= David Ellerman =

American philosopher and author

David Patterson Ellerman (born 14 March 1943) is a philosopher and author who works in the fields of economics and political economy, social theory and philosophy, quantum mechanics, and in mathematics. He has written extensively on workplace democracy based on a modern treatment of the labor theory of property and the theory of inalienable rights as rights based on de facto inalienable capacities.

== Education ==

Ellerman was born 14 March 1943 in Fayette, Missouri.

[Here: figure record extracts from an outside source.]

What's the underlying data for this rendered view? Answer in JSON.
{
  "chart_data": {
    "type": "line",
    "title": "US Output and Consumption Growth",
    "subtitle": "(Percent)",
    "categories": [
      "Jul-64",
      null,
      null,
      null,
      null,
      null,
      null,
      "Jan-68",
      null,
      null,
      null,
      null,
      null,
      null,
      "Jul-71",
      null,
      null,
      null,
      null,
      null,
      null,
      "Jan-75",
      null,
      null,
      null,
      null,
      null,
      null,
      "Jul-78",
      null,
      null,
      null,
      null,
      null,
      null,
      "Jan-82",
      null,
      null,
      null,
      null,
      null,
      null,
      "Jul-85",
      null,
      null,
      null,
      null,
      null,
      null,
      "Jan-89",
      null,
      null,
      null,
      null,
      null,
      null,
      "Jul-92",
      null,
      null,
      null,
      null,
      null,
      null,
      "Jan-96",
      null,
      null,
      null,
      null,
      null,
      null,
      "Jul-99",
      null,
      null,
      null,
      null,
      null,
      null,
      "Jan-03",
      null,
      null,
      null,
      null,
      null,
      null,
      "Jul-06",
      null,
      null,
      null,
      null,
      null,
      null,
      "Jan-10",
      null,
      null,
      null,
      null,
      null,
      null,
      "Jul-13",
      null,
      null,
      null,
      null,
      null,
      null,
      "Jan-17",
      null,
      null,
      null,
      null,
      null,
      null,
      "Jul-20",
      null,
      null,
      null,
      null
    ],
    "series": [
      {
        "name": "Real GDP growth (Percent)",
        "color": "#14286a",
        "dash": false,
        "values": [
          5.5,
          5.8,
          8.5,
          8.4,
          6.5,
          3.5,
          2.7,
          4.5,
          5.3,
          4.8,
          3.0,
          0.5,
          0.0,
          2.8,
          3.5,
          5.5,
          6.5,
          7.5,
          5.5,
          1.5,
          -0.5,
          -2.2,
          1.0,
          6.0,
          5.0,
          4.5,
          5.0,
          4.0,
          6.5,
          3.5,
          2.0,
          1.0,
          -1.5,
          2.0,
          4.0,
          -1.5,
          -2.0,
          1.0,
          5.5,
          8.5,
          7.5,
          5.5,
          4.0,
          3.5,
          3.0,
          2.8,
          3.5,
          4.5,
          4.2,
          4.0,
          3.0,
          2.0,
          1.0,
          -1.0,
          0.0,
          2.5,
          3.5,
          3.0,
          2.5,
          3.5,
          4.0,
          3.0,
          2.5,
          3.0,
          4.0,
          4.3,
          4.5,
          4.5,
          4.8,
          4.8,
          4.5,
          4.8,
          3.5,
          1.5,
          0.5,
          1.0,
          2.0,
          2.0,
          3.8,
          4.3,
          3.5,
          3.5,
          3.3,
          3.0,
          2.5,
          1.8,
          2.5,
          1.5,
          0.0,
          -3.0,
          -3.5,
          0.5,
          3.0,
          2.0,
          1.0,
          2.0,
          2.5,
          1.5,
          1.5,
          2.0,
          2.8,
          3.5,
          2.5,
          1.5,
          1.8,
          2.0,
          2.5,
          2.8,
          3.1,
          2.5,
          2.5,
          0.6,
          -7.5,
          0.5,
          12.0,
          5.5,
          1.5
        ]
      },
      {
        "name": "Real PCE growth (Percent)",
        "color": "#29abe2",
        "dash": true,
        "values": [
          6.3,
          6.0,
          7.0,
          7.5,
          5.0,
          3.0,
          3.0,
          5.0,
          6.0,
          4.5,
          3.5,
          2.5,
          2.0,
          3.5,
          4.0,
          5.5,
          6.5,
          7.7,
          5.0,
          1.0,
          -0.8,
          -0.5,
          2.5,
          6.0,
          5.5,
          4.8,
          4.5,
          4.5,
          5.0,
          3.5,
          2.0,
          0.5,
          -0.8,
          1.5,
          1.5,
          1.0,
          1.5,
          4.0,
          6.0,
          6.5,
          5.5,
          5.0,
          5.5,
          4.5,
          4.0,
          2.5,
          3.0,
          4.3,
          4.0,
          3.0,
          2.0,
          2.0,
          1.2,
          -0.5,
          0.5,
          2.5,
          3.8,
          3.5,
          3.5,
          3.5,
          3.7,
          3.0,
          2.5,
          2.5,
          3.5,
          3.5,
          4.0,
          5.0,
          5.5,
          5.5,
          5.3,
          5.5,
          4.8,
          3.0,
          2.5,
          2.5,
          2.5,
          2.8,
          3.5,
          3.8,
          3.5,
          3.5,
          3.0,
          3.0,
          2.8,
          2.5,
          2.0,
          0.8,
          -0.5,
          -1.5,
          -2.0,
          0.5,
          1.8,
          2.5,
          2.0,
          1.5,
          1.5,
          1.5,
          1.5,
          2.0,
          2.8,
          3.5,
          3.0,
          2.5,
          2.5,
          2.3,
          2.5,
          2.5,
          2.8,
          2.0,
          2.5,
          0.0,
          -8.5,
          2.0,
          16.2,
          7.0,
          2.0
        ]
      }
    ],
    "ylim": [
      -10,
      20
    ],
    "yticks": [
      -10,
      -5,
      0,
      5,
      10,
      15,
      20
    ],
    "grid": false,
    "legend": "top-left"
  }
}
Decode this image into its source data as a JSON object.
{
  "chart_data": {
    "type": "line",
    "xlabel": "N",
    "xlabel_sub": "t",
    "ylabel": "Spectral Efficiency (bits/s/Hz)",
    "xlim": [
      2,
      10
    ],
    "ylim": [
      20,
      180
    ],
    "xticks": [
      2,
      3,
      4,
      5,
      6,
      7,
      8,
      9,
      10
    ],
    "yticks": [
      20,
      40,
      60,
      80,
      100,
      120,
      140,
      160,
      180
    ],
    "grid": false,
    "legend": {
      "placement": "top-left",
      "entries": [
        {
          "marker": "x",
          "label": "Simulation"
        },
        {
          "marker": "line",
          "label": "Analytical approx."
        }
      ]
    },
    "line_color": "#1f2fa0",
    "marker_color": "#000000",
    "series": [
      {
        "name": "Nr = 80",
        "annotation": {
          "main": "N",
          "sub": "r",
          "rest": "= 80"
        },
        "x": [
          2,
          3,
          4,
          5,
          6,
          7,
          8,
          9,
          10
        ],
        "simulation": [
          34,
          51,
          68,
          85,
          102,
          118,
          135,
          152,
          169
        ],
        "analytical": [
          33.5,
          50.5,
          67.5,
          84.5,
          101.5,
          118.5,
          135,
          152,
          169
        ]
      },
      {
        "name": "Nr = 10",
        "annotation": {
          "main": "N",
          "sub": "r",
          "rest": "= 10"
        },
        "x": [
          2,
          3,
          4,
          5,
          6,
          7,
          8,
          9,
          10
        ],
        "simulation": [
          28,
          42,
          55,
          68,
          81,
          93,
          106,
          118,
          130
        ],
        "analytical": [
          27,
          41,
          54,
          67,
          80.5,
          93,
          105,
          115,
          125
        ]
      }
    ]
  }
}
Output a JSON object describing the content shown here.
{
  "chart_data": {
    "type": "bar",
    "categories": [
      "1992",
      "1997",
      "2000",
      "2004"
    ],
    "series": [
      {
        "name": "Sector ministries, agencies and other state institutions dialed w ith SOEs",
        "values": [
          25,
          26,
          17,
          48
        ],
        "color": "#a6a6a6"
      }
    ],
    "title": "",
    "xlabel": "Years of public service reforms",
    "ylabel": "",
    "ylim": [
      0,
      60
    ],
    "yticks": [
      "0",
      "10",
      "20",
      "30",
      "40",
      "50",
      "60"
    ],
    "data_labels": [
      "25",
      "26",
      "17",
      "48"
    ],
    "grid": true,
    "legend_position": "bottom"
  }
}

He received an undergraduate degree in philosophy from Massachusetts Institute of Technology in 1965. He went on to Boston University for his graduate work, receiving an MA in philosophy of science in 1967, an MA in economics in 1968, and a doctorate in mathematics in 1972. His PhD thesis was titled Sheaves Of Relational Structures And Ultraproducts, and was advised by Rohit Jivanlal Parikh.

== Career ==
After his PhD, Ellerman remained teaching at Boston University in the mathematics and then the economic department until 1976. He then taught economics at the University of Massachusetts, Boston until 1982, then at Boston College until 1987, and finally at Tufts University until 1990. In 1990, he moved to Ljubljana, Slovenia, where he started a labor consulting firm. From 1992 until 2003, he worked at the World Bank as an economics advisor to the Chief Economist (Joseph Stiglitz and Nicholas Stern). From 2003 to 2020, he was a visiting scholar at the University of California, Riverside and since 2020, he is an associate researcher at the University of Ljubljana.

==Books==
- Partitions, Objective Indefiniteness, and Quantum Reality. SpringerNature 2024. ISBN 9783031617867.
- The Logic of Partitions: With Two Major Applications, Logic Studies 101. College Publications, 2023 ISBN 9781848904408.
- New Foundations for Information Theory: Logical Entropy and Shannon Entropy. SpringerNature, 2021. ISBN 9783030865528.
- Putting Jurisprudence Back into Economics: What is Really Wrong in Today's Neoclassical Theory. SpringerNature, 2021. ISBN 9783030760960.
- Neo-Abolitionism: Abolishing Human Rentals in Favor of Workplace Democracy. SpringerNature, 2021. ISBN 9783030626761.
- The Uses of Diversity: Essays in Polycentricity. Rowman & Littlefield, 2020. ISBN 1793623732.
- Helping People Help Themselves: From the World Bank to an Alternative Philosophy of Development Assistance. University of Michigan Press, 2005. ISBN 0472021761.
- Intellectual Trespassing as a Way of Life: Essays in Philosophy, Economics, and Mathematics. Lanham, MD: Rowman & Littlefield, 1995. ISBN 0847679322.
- Property and Contract in Economics: The Case for Economic Democracy. Cambridge MA: Basil Blackwell, 1992. ISBN 1557863091.
- The Democratic Worker-Owned Firm. London: Unwin Hyman Limited (HarperCollins Academic), 1990. ISBN 9780044457435; 2016 reprint ISBN 1138892653.
- Economics, Accounting, and Property Theory. Lexington MA: Lexington Books, 1982. ISBN 0669055522.